If you can think of setting as character, then Cannery Row is one of my favorite character studies.
This is not a plot-heavy novel. If you ask someone who hasn’t read Cannery Row in a long time what it’s about, they’ll probably say something like “there were some hobos, and this scientist. I think there were frogs. Someone threw a party.”
John Steinbeck described Cannery Row as a love letter to Monterey, California, the fish canning town where he’d lived during the Great Depression. The Monterey Steinbeck depicts, full of hobos, flophouses, and prostitutes, disappeared after the fishing industry collapsed during the 1950s. If not for Cannery Row, this particular snapshot of culture might have been lost forever.
Exercise: Choose a place that you know well and write a description of that place in the style of the opening paragraph of Cannery Row.

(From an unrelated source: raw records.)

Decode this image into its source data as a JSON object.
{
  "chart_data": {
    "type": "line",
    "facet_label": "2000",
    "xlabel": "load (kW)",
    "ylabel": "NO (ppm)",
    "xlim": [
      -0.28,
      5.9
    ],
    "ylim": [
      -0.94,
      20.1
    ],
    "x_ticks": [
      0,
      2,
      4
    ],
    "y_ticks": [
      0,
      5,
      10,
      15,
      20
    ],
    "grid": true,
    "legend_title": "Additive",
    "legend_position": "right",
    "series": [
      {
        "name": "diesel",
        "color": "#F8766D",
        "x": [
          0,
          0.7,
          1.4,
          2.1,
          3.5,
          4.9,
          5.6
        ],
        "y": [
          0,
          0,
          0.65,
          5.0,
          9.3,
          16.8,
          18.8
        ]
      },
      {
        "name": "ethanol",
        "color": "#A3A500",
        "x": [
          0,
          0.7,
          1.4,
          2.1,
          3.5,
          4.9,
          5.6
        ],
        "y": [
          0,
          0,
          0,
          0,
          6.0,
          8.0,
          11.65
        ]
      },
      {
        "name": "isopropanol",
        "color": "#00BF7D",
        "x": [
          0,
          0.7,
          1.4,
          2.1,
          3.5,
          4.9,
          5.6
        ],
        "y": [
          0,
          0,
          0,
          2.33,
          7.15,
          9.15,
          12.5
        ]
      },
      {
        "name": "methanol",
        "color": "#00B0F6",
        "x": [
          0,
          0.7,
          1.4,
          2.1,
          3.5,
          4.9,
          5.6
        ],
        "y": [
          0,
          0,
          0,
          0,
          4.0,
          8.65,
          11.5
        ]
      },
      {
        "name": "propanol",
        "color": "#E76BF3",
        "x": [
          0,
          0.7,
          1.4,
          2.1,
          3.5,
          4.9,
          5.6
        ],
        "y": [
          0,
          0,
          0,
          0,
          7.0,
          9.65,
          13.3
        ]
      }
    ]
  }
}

Cannery Row in Monterey in California is a poem, a stink, a grating noise, a quality of light, a tone, a habit, a nostalgia, a dream. Cannery Row is the gathered and scattered, tin and iron and rust and splintered wood, chipped pavement and weedy lots and junk heaps, sardine canneries of corrugated iron, honky tonks, restaurants and whore houses, and little crowded groceries, and laboratories and flophouses. Its inhabitants are, as the man once said, ‘whores, pimps, gamblers and sons of bitches,’ by which he meant Everybody. Had the man looked through another peephole he might have said, ‘Saints and angels and martyrs and holy men,’ and he would have meant the same thing.